Hadoop ecosystem boosts Tensorflow and machine learning technologies

Abstract

TensorFlow™ is a popular open source software library for machine intelligence. While TF gives people abilities to describe the latest algorithm for machine learning and deep learning, it is also very important to make TF can be best fitted into the Hadoop ecosystem. In this session, we will talk about how Hadoop ecosystem components boosts TF and other machine learning technologies, including: - Using Hadoop YARN to manage large scale TF services running on a GPU-equipped cluster, and share the same cluster with other tenants and applications. - Using Spark/Hive for large scale data preprocessing. - Using Zeppelin as an interactive interface to orchestrate and visualize the learning workflow.

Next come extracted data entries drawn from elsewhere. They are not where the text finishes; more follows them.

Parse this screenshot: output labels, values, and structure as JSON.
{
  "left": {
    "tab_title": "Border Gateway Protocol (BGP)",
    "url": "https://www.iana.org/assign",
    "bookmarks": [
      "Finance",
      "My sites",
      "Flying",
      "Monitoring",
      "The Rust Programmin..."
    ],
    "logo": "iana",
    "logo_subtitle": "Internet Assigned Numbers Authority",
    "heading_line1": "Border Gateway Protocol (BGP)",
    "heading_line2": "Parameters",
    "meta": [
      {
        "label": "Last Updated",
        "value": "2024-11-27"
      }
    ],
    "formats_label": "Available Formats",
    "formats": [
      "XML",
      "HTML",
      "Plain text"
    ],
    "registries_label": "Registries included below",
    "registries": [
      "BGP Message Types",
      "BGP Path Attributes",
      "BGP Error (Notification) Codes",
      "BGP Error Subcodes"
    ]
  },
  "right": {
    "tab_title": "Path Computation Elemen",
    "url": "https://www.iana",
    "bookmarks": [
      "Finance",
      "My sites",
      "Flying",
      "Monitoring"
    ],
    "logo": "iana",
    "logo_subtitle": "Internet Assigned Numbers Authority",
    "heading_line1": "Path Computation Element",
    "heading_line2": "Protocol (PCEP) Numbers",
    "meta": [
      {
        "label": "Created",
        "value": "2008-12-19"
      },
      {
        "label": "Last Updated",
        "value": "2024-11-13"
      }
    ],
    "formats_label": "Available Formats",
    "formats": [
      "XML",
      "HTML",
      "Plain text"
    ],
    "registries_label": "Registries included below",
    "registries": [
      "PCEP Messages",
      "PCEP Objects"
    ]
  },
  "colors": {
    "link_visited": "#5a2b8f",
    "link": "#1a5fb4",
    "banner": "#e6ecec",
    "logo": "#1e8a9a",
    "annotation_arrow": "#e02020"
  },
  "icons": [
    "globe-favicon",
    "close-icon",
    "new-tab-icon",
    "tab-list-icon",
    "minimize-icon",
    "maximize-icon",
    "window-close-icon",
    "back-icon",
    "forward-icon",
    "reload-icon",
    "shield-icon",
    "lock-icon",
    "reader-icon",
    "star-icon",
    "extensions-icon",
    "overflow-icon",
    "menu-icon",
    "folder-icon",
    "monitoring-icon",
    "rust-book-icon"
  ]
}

At last, we will use a classic machine learning challenge - online advertising Click Through Rate (CTR) prediction as an example to show how TF works with YARN, Spark and Zeppelin to train a better model in an efficient way.

Profile

Wangda Tan is Product Management Committee (PMC) member of Apache Hadoop and Staff Software Engineer at Hortonworks. His major working field is Hadoop YARN resource scheduler, participated features like node labeling, resource preemption, container resizing etc. Before join Hortonworks, he was working at Pivotal, working on integration OpenMPI/GraphLab with Hadoop YARN. Before that, he was working at Alibaba, participated creating a large scale machine learning, matrix and statistics computation platform using Map-Reduce and MPI.